Mariusz Kamiński i Maciej Wąsik (PiS) zostali zatrzymani we wtorek w Pałacu Prezydenckim i doprowadzeni do aresztu śledczego w Warszawie Grochowie. Jest to pokłosie prawomocnego wyroku polityków w tzw. aferze gruntowej.

Reklama

O tym, jaka przyszłość czeka w więzieniu Kamińskiego i Wąsika redakcji Dziennik.pl opowiedział były szef więziennictwa i kryminolog dr Paweł Moczydłowski. Ekspert rozpoczął od wyjaśnienia, jak wygląda procedura przyjęcia skazanego do jednostki penitencjarnej.

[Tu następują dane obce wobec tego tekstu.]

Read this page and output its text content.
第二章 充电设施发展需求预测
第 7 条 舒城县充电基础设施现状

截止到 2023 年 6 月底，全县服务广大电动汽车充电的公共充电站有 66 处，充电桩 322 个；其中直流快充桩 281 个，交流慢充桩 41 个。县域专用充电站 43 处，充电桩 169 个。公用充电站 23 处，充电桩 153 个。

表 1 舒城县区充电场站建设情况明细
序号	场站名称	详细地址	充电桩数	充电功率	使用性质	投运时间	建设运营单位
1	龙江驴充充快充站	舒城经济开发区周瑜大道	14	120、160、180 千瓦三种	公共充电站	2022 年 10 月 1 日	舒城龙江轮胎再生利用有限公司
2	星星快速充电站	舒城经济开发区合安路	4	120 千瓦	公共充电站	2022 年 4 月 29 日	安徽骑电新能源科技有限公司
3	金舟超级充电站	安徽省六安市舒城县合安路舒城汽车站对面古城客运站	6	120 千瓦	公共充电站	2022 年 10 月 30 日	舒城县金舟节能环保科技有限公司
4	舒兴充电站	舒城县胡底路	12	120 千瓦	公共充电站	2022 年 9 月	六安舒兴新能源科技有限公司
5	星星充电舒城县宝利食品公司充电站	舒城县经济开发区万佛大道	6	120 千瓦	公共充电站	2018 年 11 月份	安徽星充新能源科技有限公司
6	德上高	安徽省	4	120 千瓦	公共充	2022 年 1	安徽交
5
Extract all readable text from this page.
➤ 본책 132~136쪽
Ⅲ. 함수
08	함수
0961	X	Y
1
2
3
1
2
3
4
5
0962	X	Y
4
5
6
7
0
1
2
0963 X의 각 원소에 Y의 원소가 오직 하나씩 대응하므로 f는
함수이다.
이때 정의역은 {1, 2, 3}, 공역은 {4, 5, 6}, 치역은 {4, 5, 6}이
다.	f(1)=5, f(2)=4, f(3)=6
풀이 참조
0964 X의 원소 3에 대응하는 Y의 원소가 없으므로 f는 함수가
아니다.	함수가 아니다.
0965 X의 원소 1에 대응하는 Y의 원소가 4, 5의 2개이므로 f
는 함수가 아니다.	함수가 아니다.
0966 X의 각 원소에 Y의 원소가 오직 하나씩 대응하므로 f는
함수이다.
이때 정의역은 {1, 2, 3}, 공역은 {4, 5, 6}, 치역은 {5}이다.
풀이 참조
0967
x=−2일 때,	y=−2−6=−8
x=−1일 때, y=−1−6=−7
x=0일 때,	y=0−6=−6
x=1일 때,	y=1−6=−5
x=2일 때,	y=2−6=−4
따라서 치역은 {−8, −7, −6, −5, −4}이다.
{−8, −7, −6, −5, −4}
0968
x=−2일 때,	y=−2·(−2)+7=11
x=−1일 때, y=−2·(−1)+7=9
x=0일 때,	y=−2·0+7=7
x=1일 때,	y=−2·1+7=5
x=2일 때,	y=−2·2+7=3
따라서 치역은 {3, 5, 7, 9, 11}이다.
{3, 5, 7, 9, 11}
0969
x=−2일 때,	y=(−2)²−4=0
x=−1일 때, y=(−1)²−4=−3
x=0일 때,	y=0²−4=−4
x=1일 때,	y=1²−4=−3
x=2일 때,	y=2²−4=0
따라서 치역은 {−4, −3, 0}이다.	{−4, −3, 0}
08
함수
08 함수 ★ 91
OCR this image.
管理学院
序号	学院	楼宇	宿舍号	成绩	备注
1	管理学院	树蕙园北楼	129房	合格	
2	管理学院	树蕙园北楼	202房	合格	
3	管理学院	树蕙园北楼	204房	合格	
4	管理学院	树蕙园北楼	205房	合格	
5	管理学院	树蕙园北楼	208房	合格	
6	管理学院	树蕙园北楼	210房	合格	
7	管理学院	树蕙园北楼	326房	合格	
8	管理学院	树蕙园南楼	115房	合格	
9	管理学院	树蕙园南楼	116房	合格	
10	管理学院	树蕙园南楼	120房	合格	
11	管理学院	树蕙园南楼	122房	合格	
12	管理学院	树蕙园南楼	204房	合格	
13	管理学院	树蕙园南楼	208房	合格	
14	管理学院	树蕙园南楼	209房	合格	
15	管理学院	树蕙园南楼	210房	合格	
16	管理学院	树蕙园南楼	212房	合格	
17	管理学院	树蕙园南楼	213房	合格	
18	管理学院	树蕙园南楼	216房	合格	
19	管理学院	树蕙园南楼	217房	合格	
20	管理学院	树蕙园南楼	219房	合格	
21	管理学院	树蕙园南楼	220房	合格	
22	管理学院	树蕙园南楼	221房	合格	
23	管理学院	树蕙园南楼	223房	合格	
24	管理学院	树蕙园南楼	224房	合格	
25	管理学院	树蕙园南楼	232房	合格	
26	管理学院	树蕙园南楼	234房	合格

Skazany w areszcie. Tak wygląda procedura

Kryminolog tłumaczy, że po przyjęciu skazanych do zakładu, najpierw prowadzi się ich do magazynu, w którym mogą zdać swoją odzież i otrzymać ubrania więzienne oraz przybory higieniczne. Następnie skazanych umieszcza się w celi przejściowej. Wychowawca zapoznaje z porządkiem dziennym w zakładzie karnym. Informuje o prawach i obowiązkach skazanych. Wszystkie te podstawowe informacje zawarte są w obwieszczeniach wiszących na ścianach.

Reklama

Konieczne jest rozeznanie u osadzonych warunków osobistych, rodzinnych, a także uzyskanie informacji o wykształceniu i umiejętnościach zawodowych. Jak słyszymy, te informacje są potrzebne do ewentualnego zagospodarowania więźnia w zakładzie karnym.

Reklama

Służba więzienna zbiera także informacje dot. osobowości. Należy określić, czy osoba skazana jest stabilna emocjonalnie. Pyta (służba więzienna - red.) o ewentualne wcześniejsze pobyty w instytucjach penitencjarnych oraz zakładach wychowawczych i poprawczych. O ewentualne próby samobójcze i samouszkodzenia oraz zależność od alkoholu i narkotyków - mówi były szef więziennictwa.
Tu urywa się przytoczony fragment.